Key Features And Enhancements
- Added limited support for Multiple Processes per GPU (MPG) on x86 platforms.
-
Added a local buffer registration API that allows non-symmetric buffers to be used as local buffers in the NVSHMEM API.
-
Added support for dynamic symmetric heap allocation, which eliminates the need to specify NVSHMEM_SYMMETRIC_SIZE.
-
Support for large RMA messages.
-
To build NVSHMEM without ibrc support, set NVSHMEM_IBRC_SUPPORT=0 in the environment before you build.
This allows you to build and run NVSHMEM without the GDRCopy and OFED dependencies.
-
Support for calling nvshmem_init/finalize multiple times with an MPI bootstrap.
-
Improved testing coverage (large messages, exercising full GPU memory, and so on).
-
Improved the default PE to NIC assignment for NVIDIA DGX-2™ systems.
-
Optimized channel request processing by using the CPU proxy thread.
-
Added support for the shmem_global_exit API.
-
Removed redundant barriers to improve the collectives’ performance.
-
Significant code refactoring to use templates instead of macros for internal functions.
-
Improved performance for device-side blocking RMA and strided RMA APIs.
-
Bug fix for buffers with large offsets into the NVSHMEM symmetric heap.
Limitations
- VMM support is disabled by default on Power 9 systems because of a performance regression.
- MPG support is not yet available on Power 9 systems.
- Systems with PCIe peer-to-peer communication require one of the
following:
- InfiniBand to support NVSHMEM atomics APIs.
- The use of NVSHMEM’s UCX transport that, if IB is absent, will use sockets for atomics.
Known Issues
-
NVSHMEM can only be linked statically.
This is because the linking of CUDA device symbols does not work across shared libraries.
-
nvshmem_barrier*, nvshmem_quiet, and nvshmem_wait_until only ensure PE-PE ordering and visibility on systems with NVLink and InfiniBand.
They do not ensure global ordering and visibility.
- Complex types, which are enabled by setting NVSHMEM_COMPLEX_SUPPORT at compile time, are not currently supported.
- When built with GDRcopy and when using Infiniband, NVSHMEM cannot allocate
the complete device memory because of the inability to reuse the BAR1
space.
This will be fixed with future CUDA driver releases in the 470 (or later) and in the 460 branch.

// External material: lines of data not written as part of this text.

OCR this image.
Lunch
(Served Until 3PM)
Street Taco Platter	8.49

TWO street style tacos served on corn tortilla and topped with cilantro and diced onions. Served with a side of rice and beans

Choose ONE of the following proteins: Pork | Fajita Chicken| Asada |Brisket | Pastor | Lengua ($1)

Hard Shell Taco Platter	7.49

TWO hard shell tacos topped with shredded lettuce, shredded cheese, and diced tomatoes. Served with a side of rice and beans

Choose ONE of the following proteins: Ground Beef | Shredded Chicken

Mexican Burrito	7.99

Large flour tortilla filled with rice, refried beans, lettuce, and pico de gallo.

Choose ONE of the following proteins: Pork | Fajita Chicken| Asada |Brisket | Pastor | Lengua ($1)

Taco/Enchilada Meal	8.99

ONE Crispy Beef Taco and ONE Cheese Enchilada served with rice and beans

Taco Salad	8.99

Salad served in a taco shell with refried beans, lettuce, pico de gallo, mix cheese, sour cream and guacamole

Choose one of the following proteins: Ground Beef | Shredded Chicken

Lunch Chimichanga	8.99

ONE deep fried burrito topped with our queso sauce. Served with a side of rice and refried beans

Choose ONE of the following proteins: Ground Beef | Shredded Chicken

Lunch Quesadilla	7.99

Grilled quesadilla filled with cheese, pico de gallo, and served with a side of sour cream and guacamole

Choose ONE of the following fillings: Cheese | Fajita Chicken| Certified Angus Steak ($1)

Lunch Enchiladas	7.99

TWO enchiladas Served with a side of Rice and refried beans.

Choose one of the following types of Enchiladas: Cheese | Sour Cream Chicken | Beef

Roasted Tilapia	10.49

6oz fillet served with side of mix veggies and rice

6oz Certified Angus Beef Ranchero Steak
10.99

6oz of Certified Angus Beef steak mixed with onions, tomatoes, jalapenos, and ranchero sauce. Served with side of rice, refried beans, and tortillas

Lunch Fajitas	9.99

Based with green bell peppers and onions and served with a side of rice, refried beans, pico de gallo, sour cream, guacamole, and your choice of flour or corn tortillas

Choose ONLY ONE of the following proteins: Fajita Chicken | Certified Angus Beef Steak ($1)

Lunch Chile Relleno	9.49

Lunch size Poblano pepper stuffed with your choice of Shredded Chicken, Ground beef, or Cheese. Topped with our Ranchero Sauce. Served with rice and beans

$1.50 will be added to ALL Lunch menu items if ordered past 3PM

- When NVSHMEM maps the symmetric heap using cudaMalloc, it sets the
CU_POINTER_ATTRIBUTE_SYNC_MEMOPS attribute, which
automatically synchronizes synchronous CUDA memory operations on the
symmetric heap.
With CUDA 11.3 and later, NVSHMEM supports the mapping of the symmetric heap by using the CUDA VMM APIs. However, when you map the symmetric heap by using the VMM APIs, CUDA does not support this attribute, and users are responsible for synchronization. For additional information about synchronous CUDA memory operations, see API synchronization behavior.